In closing, I want to reaffirm my personal and institutional commitment to openEHR, hoping thereby to reassure those expressing, and any experiencing concerns. They are right to express them and we need everyone’s help, as always, to get the next stages right. The initial configuration of the Foundation was clearly only ever viable as a transitional arrangement, as we explored whether the openEHR specifications could grow legs. They now clearly have done so. I am the first, therefore, to welcome and seek ways for these legs to walk away from me, now, with a better, newer head in command. It seems to me that we have probably got about as far as we can with the Foundation as a vehicle to accelerate progress and maintain agility through the several early releases of the specifications and to create engaged clinical communities in archetype development.

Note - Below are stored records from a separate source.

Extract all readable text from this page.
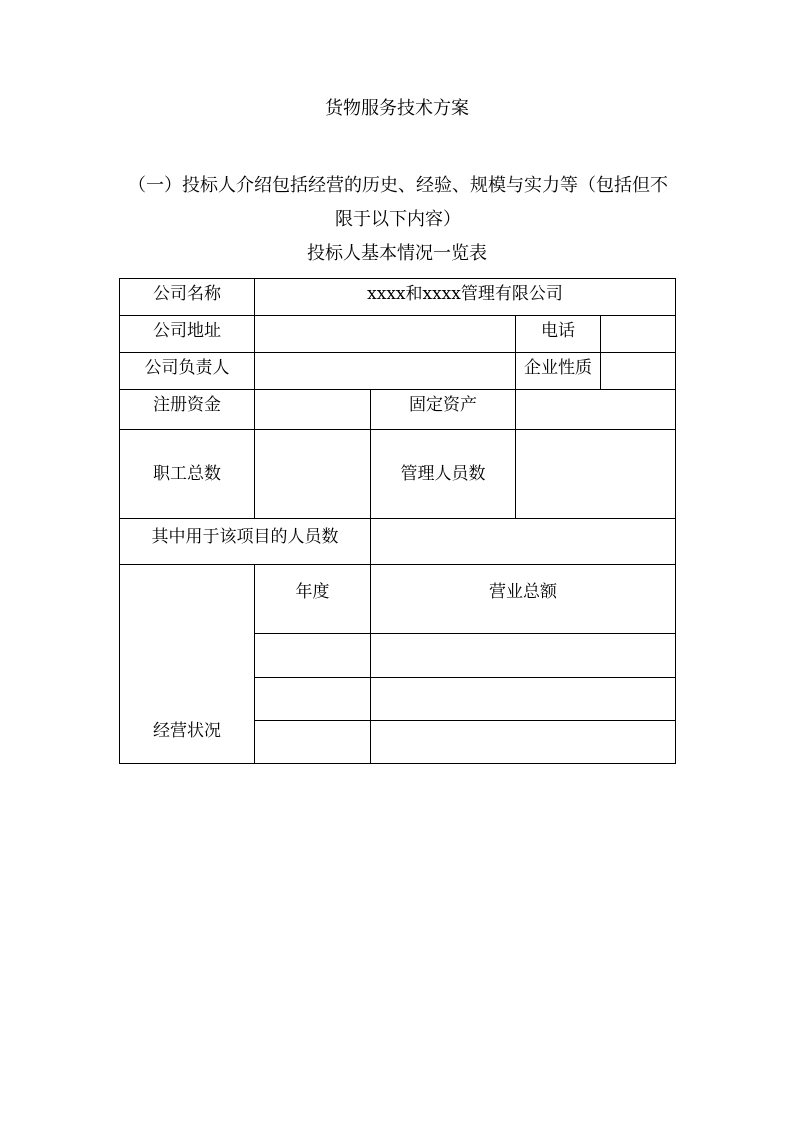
货物服务技术方案
（一）投标人介绍包括经营的历史、经验、规模与实力等（包括但不限于以下内容）
投标人基本情况一览表
公司名称	xxxx和xxxx管理有限公司			
公司地址			电话	
公司负责人			企业性质	
注册资金		固定资产		
职工总数		管理人员数		
其中用于该项目的人员数				
经营状况	年度	营业总额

Also, I reaffirm my view that new governance is needed for the stage of development now reached, where a number of individuals and companies are beginning to trade successfully in providing, consulting on or otherwise supporting applications built on top of the openEHR specifications. The Foundation has a duty to work with them all, as well as with many others, to clarify ambiguities that are perceived in the way openEHR presents itself to the world and to implement and prioritise change. Many are studying and assessing openEHR, assiduously - up to 60,000 visits to the web site per month, over the past year.

Finally, to those interested and stoic enough to have read thus far (Sam maintains that most will have stopped reading at the end of the second paragraph, and he may well be right!), I should say, for the record, that it is my intention to relinquish my current position as Chairman of openEHR not later than September 30th 2011, when I officially retire from UCL. In the period until then, my priority and that of UCL will be to work with IHTSDO, EuroRec, and many new partners, to hand on what the Foundation has helped to nurture, into a suitable new and sustainable form of governance, properly reflecting all contributions and interests.

I shall look forward to an event within the next year when the now world-wide community of openEHR innovators and implementers can come together to debate and deliberate its shape and form for the future. Reading the discussion about location, I suggest a world cruise, by the way!

Happy Christmas. My determined resolution for the New Year is to do all I can towards key decisions needed on the future form, direction, alliances, funding and governance of the Foundation, during 2010 - and practical steps in their implementation of course.